Pushing Through Parkinson’s Disease

Being a podiatrist, Beth Hochstein knew the usual routine of treating an ankle sprain; she found it a bit strange that her own ankle would lock in a bad position. Months later, she noticed her hand shaking. “Too much coffee,” she thought as she dismissed her symptoms, but her friends and family noticed it too. So, she decided to see a doctor who further examined her and diagnosed her with Parkinson’s disease.

“How is this possible?” Beth thought to herself, “Parkinson’s? I could easily recognize the disease in my older patients, but I was only 36!  I got into my car after that doctor’s visit and immediately lost it.”

Beth thought about drowning in her sorrows, but she thought of her husband and children and how they needed her–she had to stay strong for them. So, she kept going, and life remained mostly the same, except she now had a medication schedule to fit into her day. She started working with a personal trainer, and kept her head high, only telling family and very close friends about her diagnosis.

After a few years, things became more difficult and sleeping was a challenge. Some days it was hard for Beth to wake up and take her life-saving pills.  Seeing Beth struggle on one difficult morning her husband said, “Why don’t you call it quits on your own terms instead of the disease pushing you out?”

And that was the beginning of a new life for Beth. She quit her day job as a Podiatrist, and decided it was time to start checking off items on her bucket list. She went back to dancing school, the exact place where she danced 30 years ago. She picked up her old love of tap dancing, and upon the recommendation from a friend, Beth tried her first Zumba class.

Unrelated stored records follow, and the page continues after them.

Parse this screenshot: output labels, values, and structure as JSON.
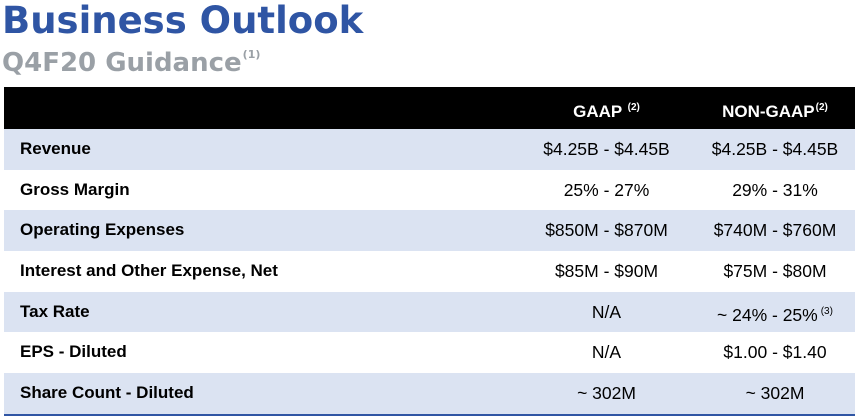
{
  "title": "Business Outlook",
  "subtitle": "Q4F20 Guidance",
  "subtitle_note": "(1)",
  "columns": {
    "gaap": "GAAP",
    "gaap_note": "(2)",
    "nongaap": "NON-GAAP",
    "nongaap_note": "(2)"
  },
  "rows": [
    {
      "label": "Revenue",
      "gaap": "$4.25B - $4.45B",
      "nongaap": "$4.25B - $4.45B"
    },
    {
      "label": "Gross Margin",
      "gaap": "25% - 27%",
      "nongaap": "29% - 31%"
    },
    {
      "label": "Operating Expenses",
      "gaap": "$850M - $870M",
      "nongaap": "$740M - $760M"
    },
    {
      "label": "Interest and Other Expense, Net",
      "gaap": "$85M - $90M",
      "nongaap": "$75M - $80M"
    },
    {
      "label": "Tax Rate",
      "gaap": "N/A",
      "nongaap": "~ 24% - 25%",
      "nongaap_note": "(3)"
    },
    {
      "label": "EPS - Diluted",
      "gaap": "N/A",
      "nongaap": "$1.00 - $1.40"
    },
    {
      "label": "Share Count - Diluted",
      "gaap": "~ 302M",
      "nongaap": "~ 302M"
    }
  ],
  "colors": {
    "title": "#2f55a4",
    "subtitle": "#9aa0a6",
    "header_bg": "#000000",
    "shaded_row": "#dbe3f2",
    "rule": "#2f55a4"
  }
}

She was instantly addicted. “It took me away from my problems for one hour,” she recalled.

Beth went to Zumba class religiously, eventually becoming a licensed Zumba instructor. “I not only found a great and fun way to exercise that always seemed to free up motion for me, but I was adopted into what I now call the ‘Zumba Family’,” Beth recalled. “My Zumba family has always been there, cheering for me even when the right side of my body felt like bricks,” she continued.

Over the past four years, Beth has raised over $80,000 for Parkinson’s research and her classes seem to improve movement in all of the participants.

“Everyone calls me inspirational; I don’t feel inspirational, I’m just trying to do whatever I can to help find a cure. I fear for what the future holds, but I take one day at a time, and hope for the best and for a cure!”